The Outsider opens with a couple fastballs. “Say You Love Me,” a three-chord rave-up, sounds for all the world like The Replacements backing Roger McGuinn. The “Lust for Life” groove driving “The Obscenity Prayer” puts an impatient edge to Crowell’s general crankiness. “Prayer” starts promisingly enough, with a classic Randy Newman move—put opinions you despise in the mouth of your song’s main character. But Crowell overstates his point by a Texas mile, constructing a gigantic Ted Rall cartoon version of bourgeois capitalist piggery: “I don’t understand … You’re trying to make me feel some compassion / Man, that is so out of fashion.” Yeah, Rodney, that dude’s an asshole. Nooo doubt about it.
But Crowell isn’t content to merely raise political consciousness. More than any of his previous records, The Outsider aims to raise consciousness itself, at times veering straight into metaphysical territory. “Dancing Circles Round The Sun” showcases Crowell’s newfound affinity for stoic philosophy, and “Ignorance is the Enemy” finds him pontificating like a man on the edge of The Abyss. “Enemy” doesn’t suffer as much from its burdensome archness as it does from its crippling abstractness. Weaving hints of Gram Parsons’ “In My Hour of Darkness” with spoken-word aphorisms delivered alternately by John Prine and Emmylou Harris, “Enemy” tells us everything and nothing: ignorance is bad, mercy and compassion are good, life is hard and we all need Help From Above.

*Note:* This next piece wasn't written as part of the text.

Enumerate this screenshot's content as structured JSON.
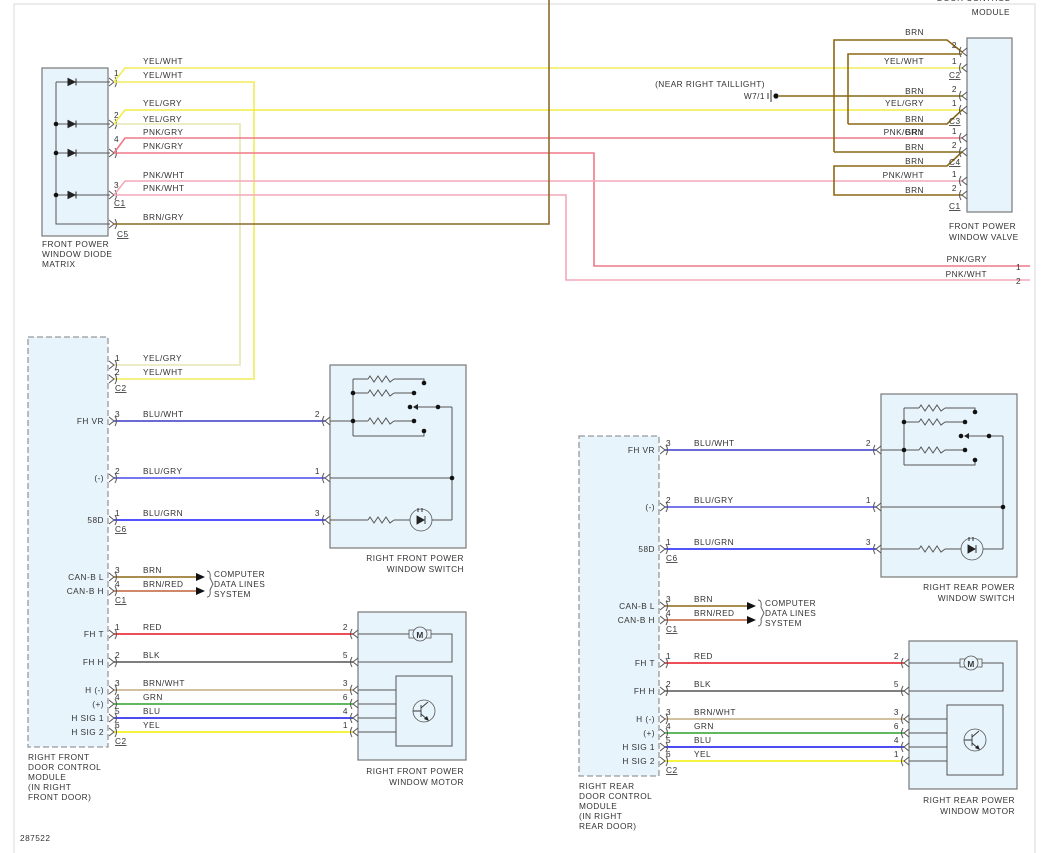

It’s a risky artistic choice for Crowell, but not all risks pay off, and this one doesn’t come close to breaking even.
Crowell is one of his generation’s most accomplished songwriters, and routinely transcends himself when he sticks to straightforward narrative and confessionalism. But The Outsider consistently grabs at transcendence only to watch it recede. By the end of the record Crowell himself seems all too aware of his limitations—the best track is “Beautiful Despair,” which begins with the self-deprecating confession most brilliant songwriters own up to eventually: you’ll never write like Dylan. And as if to prove his point, Crowell covers one of The Bard’s best, “Shelter from the Storm,” which, in contrast to tracks like “Enemy,” serves mainly to accentuate just how much of The Outsider’s ambition has gone completely unrealized.